Plasmodium yoelii

Scientific classification
- Domain: Eukaryota
- Clade: Sar
- Clade: Alveolata
- Phylum: Apicomplexa
- Class: Aconoidasida
- Order: Haemospororida
- Family: Plasmodiidae
- Genus: Plasmodium
- Species: P. yoelii
- Binomial name: Plasmodium yoelii Landau, Michel and Adam, 1968
- Subspecies: Plasmodium yoelii killicki; Plasmodium yoelii nigeriensis; Plasmodium yoelii yoelli;

= Plasmodium yoelii =

- Genus: Plasmodium
- Species: yoelii
- Authority: Landau, Michel and Adam, 1968

Species of single-celled organism

Plasmodium yoelii is a parasite of the genus Plasmodium subgenus Vinckeia. As in all Plasmodium species, P. yoelii has both vertebrate and insect hosts. The vertebrate hosts for this parasite are mammals.

== Taxonomy ==
This species was described in 1968 by Landau, Michel and Adam.
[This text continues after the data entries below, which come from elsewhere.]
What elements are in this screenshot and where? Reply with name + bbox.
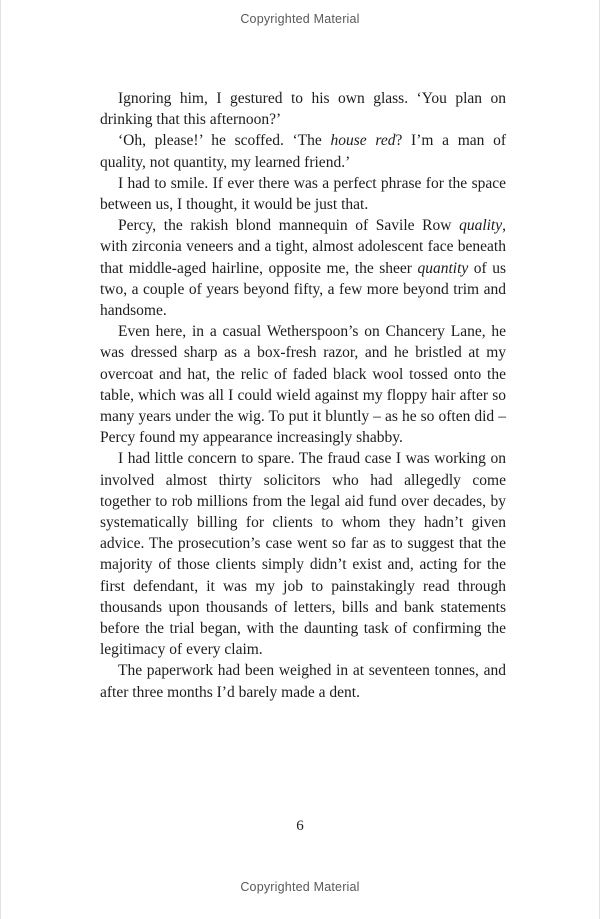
text-run: I had to smile. If ever there was a perfect phrase for the space between us, I thought, it would be just that. — [100, 174, 506, 214]
text-run: The paperwork had been weighed in at seventeen tonnes, and after three months I’d barely made a dent. — [100, 662, 506, 701]
paragraph — [100, 660, 506, 702]
copyright-notice-bottom: Copyrighted Material — [240, 880, 360, 894]
book-page-text — [100, 88, 506, 703]
paragraph — [100, 173, 506, 215]
italic-text-run: quality — [459, 217, 503, 235]
text-run: ? I’m a man of quality, not quantity, my learned friend.’ — [100, 132, 506, 171]
italic-text-run: house red — [330, 132, 396, 150]
page-edge-left — [0, 0, 1, 919]
page-number: 6 — [296, 818, 304, 834]
paragraph — [100, 448, 506, 660]
paragraph — [100, 215, 506, 321]
text-run: Ignoring him, I gestured to his own glass. ‘You plan on drinking that this afternoon?’ — [100, 90, 506, 129]
text-run: , with zirconia veneers and a tight, almost adolescent face beneath that middle-aged hairline, opposite me, the sheer — [100, 217, 506, 277]
text-run: ‘Oh, please!’ he scoffed. ‘The — [118, 132, 331, 150]
copyright-notice-top: Copyrighted Material — [240, 12, 360, 26]
text-run: of us two, a couple of years beyond fifty, a few more beyond trim and handsome. — [100, 259, 506, 320]
paragraph — [100, 130, 506, 172]
paragraph — [100, 88, 506, 130]
text-run: Percy, the rakish blond mannequin of Savile Row — [118, 217, 460, 235]
text-run: Even here, in a casual Wetherspoon’s on Chancery Lane, he was dressed sharp as a box-fresh razor, and he bristled at my overcoat and hat, the relic of faded black wool tossed onto the table, which was all I could wield against my floppy hair after so many years under the wig. To put it bluntly – as he so often did – Percy found my appearance increasingly shabby. — [100, 323, 506, 447]
italic-text-run: quantity — [417, 259, 469, 277]
paragraph — [100, 321, 506, 448]
text-run: I had little concern to spare. The fraud case I was working on involved almost thirty solicitors who had allegedly come together to rob millions from the legal aid fund over decades, by systematically billing for clients to whom they hadn’t given advice. The prosecution’s case went so far as to suggest that the majority of those clients simply didn’t exist and, acting for the first defendant, it was my job to painstakingly read through thousands upon thousands of letters, bills and bank statements before the trial began, with the daunting task of confirming the legitimacy of every claim. — [100, 450, 506, 659]
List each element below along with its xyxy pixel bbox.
Three subspecies are recognised:
- Plasmodium yoelii killicki
- Plasmodium yoelii nigeriensis
- Plasmodium yoelii yoelli

=== Strains ===
- Plasmodium yoelii 17XNL

== Distribution ==
This species occurs in Africa.

== Vectors ==
The natural vectors of this species are not currently known. One possible is the female Anopheles mosquito which serves as a vector for Plasmodium vivax.

== Hosts ==
This species infects Thamnomys rutilans.

== Pathogenesis ==
Plasmodium yoelii impairs immune responses including impairing responses to other pathogens. Fewer granulocytes move out from the bone marrow and in a separate action induces the rodent's own heme oxygenase 1 (HO-1). Although HO-1 induction is a tolerance response by the host to malaria preventing damage caused by the host's own immune response the reduced reactive oxygen species production takes away a weapon vital to fighting some unrelated microbes. Cunnington et al. 2012 find mice tolerating P. yoelii 17XNL do not clear coinfections with other pathogens as easily as they normally would.

== Notes ==
It is used in the laboratory to infect mice, as a model of human malaria, particularly with respect to the immune response. It is advantageous to have a whole-animal model of malaria because often it is difficult to know which factors to study in vitro, particularly in a complex system like the immune system. Moreover, for many experiments it is not ethical or practical to use humans.

One of the special things about this particular model is that it has two strains with vastly different pathogenicity. These are generally referred to as the "lethal" and "non-lethal" strains of the species. Comparison of these two strains can be used to deduce which factors may contribute to more serious malaria infections in humans.